CDSs automatically generate data-informed alerts and reminders for prompt clinical decision-making and intervention. I have seen a CDS integrated with EHRs to flag hypertensive cases at a hospital. It included blood pressure self-monitoring devices, which sent data to patients’ EHRs, assisting pharmacists and nurses to monitor treatment response and safety (Sutton et al., 2020). I have also seen a CDS for measuring blood glucose in patients under intensive care. This system alerted nurses of potential hypoglycemia cases, requiring them to use a local glucose monitoring protocol for further assessment and treatment.
Predictive Analytics for Diagnosis or Intervention
Current predictive algorithms help identify people at a higher risk of disease for diagnosis or intervention. They use data from different sources, including EHRs, clinical imaging, or national registries. For instance, FRAX is a free predictive tool for hip fracture risk, which has been included in online apps for routine clinical use (Calster et al., 2019). Proprietary algorithms are also available for diagnostic use on a fee-for-service basis. Calster et al. (2019) also identify a biomarker-based tool approved for the diagnosis of ovarian cancer to aid in early treatment initiation. Thus, this predictive algorithm has the potential to improve the health of high-risk women.
Errors in CDS System
CDSs have a great diagnostic value but are not foolproof. CDS errors may be difficult to detect given the complex decision tree-based models used. CDSs integrated with EHRs generated alerts with conflicting advice on nortiptyline dosage for a patient with disease and liver failure (Wasylewicz & Scheepers-Hoeks, 2019). This error stemmed from the system’s reliance on one or two parameters to generate automated warnings. Further, changing drugs in the system or their classification system also caused CDS to malfunction, generating inappropriate suggestions and many alerts that disrupted clinical workflow (Sutton et al., 2020). Therefore, errors may be inadvertently introduced in CDSs by changing prescriptions or rules.
Initiating the System
The CDS is first integrated with EHRs to ensure a seamless clinical workflow. This integration will also promote access to the organization’s datasets for the system to provide patient-specific diagnostic or treatment support. A protocol for reminders, automatic alerts, emails, and pop-ups must also be established and linked with provider devices (Wasylewicz & Scheepers-Hoeks, 2019). These decision-making aids must be used according to local clinical rules to avoid disrupting workflows.
Recommendations for CDS
- Provide large curated data to avoid costly CDS errors and wrong clinical decisions. The data repository integrated with the system should be checked for accuracy and conformity with informational standards to prevent CDS malfunction.

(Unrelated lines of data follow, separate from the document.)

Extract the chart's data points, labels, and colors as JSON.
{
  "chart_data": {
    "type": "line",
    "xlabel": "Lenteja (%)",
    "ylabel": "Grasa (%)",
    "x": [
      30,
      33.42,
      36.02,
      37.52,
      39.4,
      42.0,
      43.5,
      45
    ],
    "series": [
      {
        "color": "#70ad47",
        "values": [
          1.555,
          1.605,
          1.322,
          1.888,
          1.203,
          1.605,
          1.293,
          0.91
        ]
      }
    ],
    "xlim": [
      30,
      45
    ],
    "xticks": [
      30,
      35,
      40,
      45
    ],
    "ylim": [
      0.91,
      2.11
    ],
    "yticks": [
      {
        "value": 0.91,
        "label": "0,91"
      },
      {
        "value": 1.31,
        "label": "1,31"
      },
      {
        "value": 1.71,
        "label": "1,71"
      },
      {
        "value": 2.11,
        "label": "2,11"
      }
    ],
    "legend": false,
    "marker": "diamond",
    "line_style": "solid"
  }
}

- CDSs should be regularly updated to reflect changing medical knowledge and practice guidelines.
- Several parameters should be combined to generate one alert rather than multiple inappropriate reminders. This approach will help reduce the number of automated warnings, which could cause burnout.

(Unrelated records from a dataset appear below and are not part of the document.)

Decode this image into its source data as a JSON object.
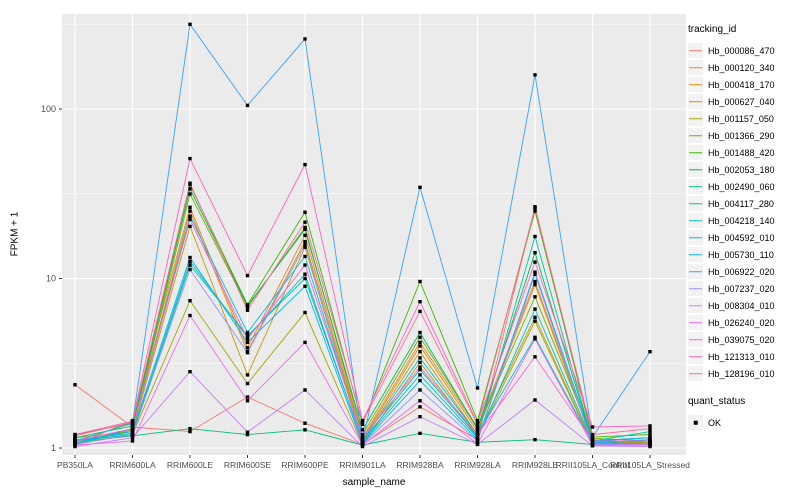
{
  "chart_data": {
    "type": "line",
    "title": "",
    "xlabel": "sample_name",
    "ylabel": "FPKM + 1",
    "y_scale": "log10",
    "y_ticks": [
      1,
      10,
      100
    ],
    "y_minor_gridlines": [
      3.162,
      31.623,
      316.23
    ],
    "ylim": [
      1,
      370
    ],
    "grid": "on",
    "legend_position": "right",
    "panel_bg": "#EBEBEB",
    "grid_color": "#FFFFFF",
    "tick_color": "#333333",
    "tick_label_color": "#4D4D4D",
    "point_color": "#000000",
    "point_shape": "square",
    "x_categories": [
      "PB350LA",
      "RRIM600LA",
      "RRIM600LE",
      "RRIM600SE",
      "RRIM600PE",
      "RRIM901LA",
      "RRIM928BA",
      "RRIM928LA",
      "RRIM928LE",
      "RRII105LA_Control",
      "RRII105LA_Stressed"
    ],
    "legend_title": "tracking_id",
    "quant_status": {
      "title": "quant_status",
      "items": [
        "OK"
      ]
    },
    "series": [
      {
        "name": "Hb_000086_470",
        "color": "#F8766D",
        "values": [
          2.36,
          1.33,
          1.25,
          2.0,
          1.4,
          1.05,
          1.75,
          1.12,
          26.5,
          1.12,
          1.05
        ]
      },
      {
        "name": "Hb_000120_340",
        "color": "#EA8331",
        "values": [
          1.05,
          1.45,
          26.3,
          3.9,
          18.0,
          1.15,
          4.2,
          1.3,
          9.6,
          1.1,
          1.08
        ]
      },
      {
        "name": "Hb_000418_170",
        "color": "#D89000",
        "values": [
          1.1,
          1.3,
          25.0,
          3.7,
          16.5,
          1.12,
          4.0,
          1.25,
          9.2,
          1.08,
          1.05
        ]
      },
      {
        "name": "Hb_000627_040",
        "color": "#C09B00",
        "values": [
          1.15,
          1.25,
          20.3,
          2.7,
          15.3,
          1.1,
          3.7,
          1.2,
          5.9,
          1.06,
          1.1
        ]
      },
      {
        "name": "Hb_001157_050",
        "color": "#A3A500",
        "values": [
          1.1,
          1.2,
          7.4,
          2.4,
          6.3,
          1.05,
          3.2,
          1.15,
          5.6,
          1.05,
          1.08
        ]
      },
      {
        "name": "Hb_001366_290",
        "color": "#7CAE00",
        "values": [
          1.05,
          1.28,
          31.5,
          6.8,
          20.0,
          1.2,
          4.5,
          1.32,
          7.8,
          1.14,
          1.1
        ]
      },
      {
        "name": "Hb_001488_420",
        "color": "#39B600",
        "values": [
          1.2,
          1.4,
          35.8,
          7.0,
          24.6,
          1.38,
          9.6,
          1.45,
          25.0,
          1.16,
          1.2
        ]
      },
      {
        "name": "Hb_002053_180",
        "color": "#00BB4E",
        "values": [
          1.15,
          1.35,
          33.8,
          6.9,
          19.5,
          1.28,
          4.8,
          1.3,
          14.2,
          1.1,
          1.15
        ]
      },
      {
        "name": "Hb_002490_060",
        "color": "#00BF7D",
        "values": [
          1.08,
          1.18,
          1.3,
          1.2,
          1.28,
          1.04,
          1.22,
          1.08,
          1.12,
          1.05,
          1.06
        ]
      },
      {
        "name": "Hb_004117_280",
        "color": "#00C1A3",
        "values": [
          1.12,
          1.22,
          12.0,
          4.6,
          10.0,
          1.1,
          2.9,
          1.18,
          17.7,
          1.1,
          1.25
        ]
      },
      {
        "name": "Hb_004218_140",
        "color": "#00BFC4",
        "values": [
          1.1,
          1.2,
          12.6,
          4.5,
          10.6,
          1.08,
          2.7,
          1.15,
          6.6,
          1.08,
          1.12
        ]
      },
      {
        "name": "Hb_004592_010",
        "color": "#00BAE0",
        "values": [
          1.06,
          1.3,
          23.3,
          4.8,
          13.5,
          1.1,
          3.4,
          1.2,
          4.5,
          1.07,
          1.1
        ]
      },
      {
        "name": "Hb_005730_110",
        "color": "#00B0F6",
        "values": [
          1.1,
          1.25,
          13.3,
          4.2,
          9.0,
          1.06,
          2.5,
          1.12,
          10.9,
          1.1,
          1.15
        ]
      },
      {
        "name": "Hb_006922_020",
        "color": "#35A2FF",
        "values": [
          1.1,
          1.4,
          316,
          105,
          259,
          1.1,
          34.5,
          2.26,
          159,
          1.16,
          3.7
        ]
      },
      {
        "name": "Hb_007237_020",
        "color": "#9590FF",
        "values": [
          1.05,
          1.2,
          11.3,
          3.65,
          15.8,
          1.05,
          2.2,
          1.1,
          10.6,
          1.05,
          1.05
        ]
      },
      {
        "name": "Hb_008304_010",
        "color": "#C77CFF",
        "values": [
          1.02,
          1.15,
          2.82,
          1.24,
          2.2,
          1.02,
          1.53,
          1.05,
          1.92,
          1.03,
          1.02
        ]
      },
      {
        "name": "Hb_026240_020",
        "color": "#ED68ED",
        "values": [
          1.04,
          1.1,
          6.05,
          1.9,
          4.2,
          1.04,
          1.9,
          1.06,
          4.4,
          1.04,
          1.04
        ]
      },
      {
        "name": "Hb_039075_020",
        "color": "#FA62DB",
        "values": [
          1.1,
          1.3,
          22.3,
          4.4,
          12.0,
          1.15,
          3.0,
          1.2,
          3.45,
          1.1,
          1.1
        ]
      },
      {
        "name": "Hb_121313_010",
        "color": "#FF62BC",
        "values": [
          1.2,
          1.44,
          51.0,
          10.4,
          47.0,
          1.45,
          7.3,
          1.4,
          12.5,
          1.33,
          1.35
        ]
      },
      {
        "name": "Hb_128196_010",
        "color": "#FF6A98",
        "values": [
          1.18,
          1.42,
          36.5,
          6.5,
          21.5,
          1.42,
          6.4,
          1.38,
          26.0,
          1.2,
          1.3
        ]
      }
    ]
  }
}
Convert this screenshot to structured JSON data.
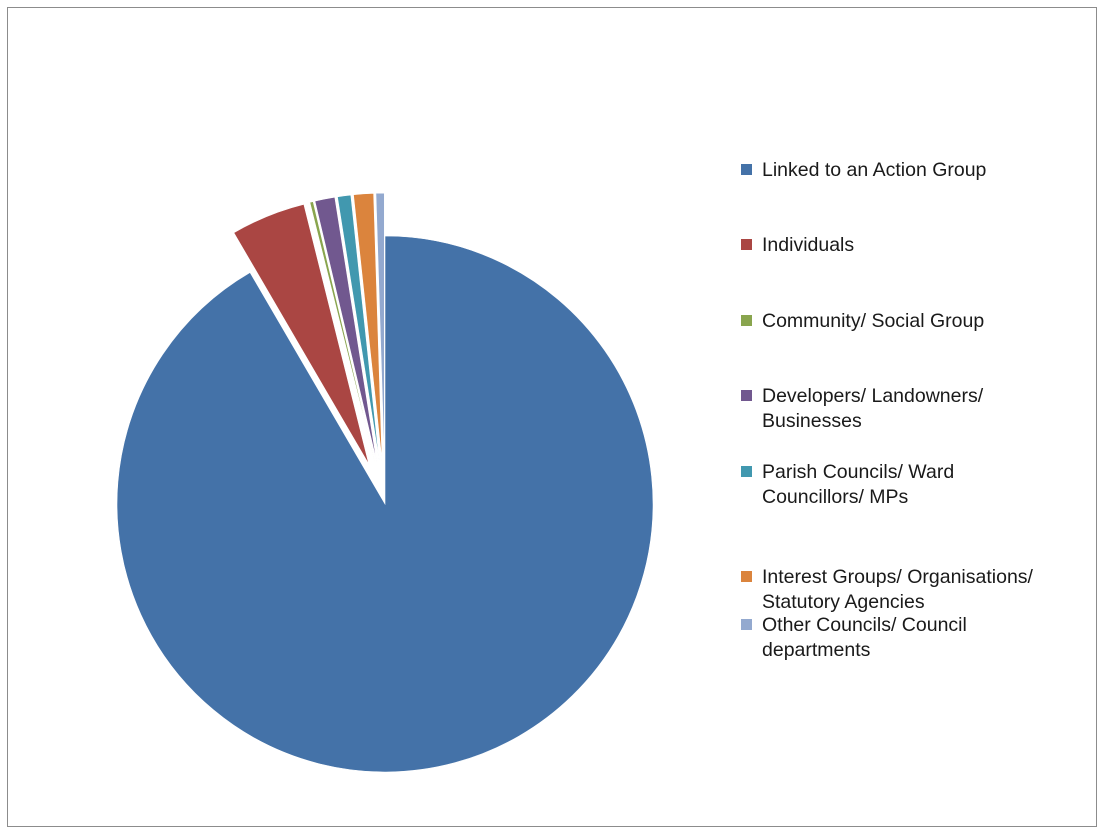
{
  "chart_data": {
    "type": "pie",
    "title": "",
    "exploded": true,
    "start_angle_deg": 0,
    "direction": "clockwise",
    "legend_position": "right",
    "categories": [
      "Linked to an Action Group",
      "Individuals",
      "Community/ Social Group",
      "Developers/ Landowners/ Businesses",
      "Parish Councils/ Ward Councillors/ MPs",
      "Interest Groups/ Organisations/ Statutory Agencies",
      "Other Councils/ Council departments"
    ],
    "legend_labels": [
      "Linked to an Action Group",
      "Individuals",
      "Community/ Social Group",
      "Developers/ Landowners/\nBusinesses",
      "Parish Councils/ Ward\nCouncillors/ MPs",
      "Interest Groups/ Organisations/\nStatutory Agencies",
      "Other Councils/ Council\ndepartments"
    ],
    "values": [
      91.6,
      4.5,
      0.2,
      1.2,
      0.8,
      1.2,
      0.5
    ],
    "colors": [
      "#4472a8",
      "#aa4643",
      "#89a54e",
      "#71588f",
      "#4198af",
      "#db843d",
      "#93a9cf"
    ]
  }
}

- CDSs should be integrated with human workflows and other systems, including EHRs, to avoid disruptions.
Analytics Data
For clinical diagnosis, EHR and biometric data should be considered in predictive analytics. These datasets may be used to build models for predicting the risk of disease in asymptomatic individuals. Unit data on the average length of stay should be considered to predict hospitalization duration for new patients based on their presenting symptoms (Hak et al., 2022). The predicted changes in the incidence of chronic diseases would also indicate the additional resources required based on the anticipated needs of patients.
References
Calster, B. V., Wynants, L., Timmerman, D., Steyerberg, E., & Collins, G. S. (2019). Predictive analytics in health care: How can we know it works? Journal of the American Medical Informatics Association, 26(12), 1651-1654. Web.
Hak, F., GuimarĂŁes, T., Santos, M. (2022). Towards effective clinical decision support systems: A systematic review. PLoS ONE, 17(8), 1-13. Web.
Sutton, R. T., Pincock, D., Baumgart, D. C., Sadowski, D. C., Fedorak, R. N., & Kroeker, K. I. (2020). An overview of clinical decision support systems: Benefits, risks, and strategies for success. npj Digital Medicine, 3(17), 1-12. Web.
Wasylewicz, A. T. M., & Scheepers-Hoeks, A. M. J. W. (2019). Clinical decision support systems. In P. Kubben, M. Dumontier, & A. Dekker (Eds.), Fundamentals of clinical data science (pp. 153-169). Springer.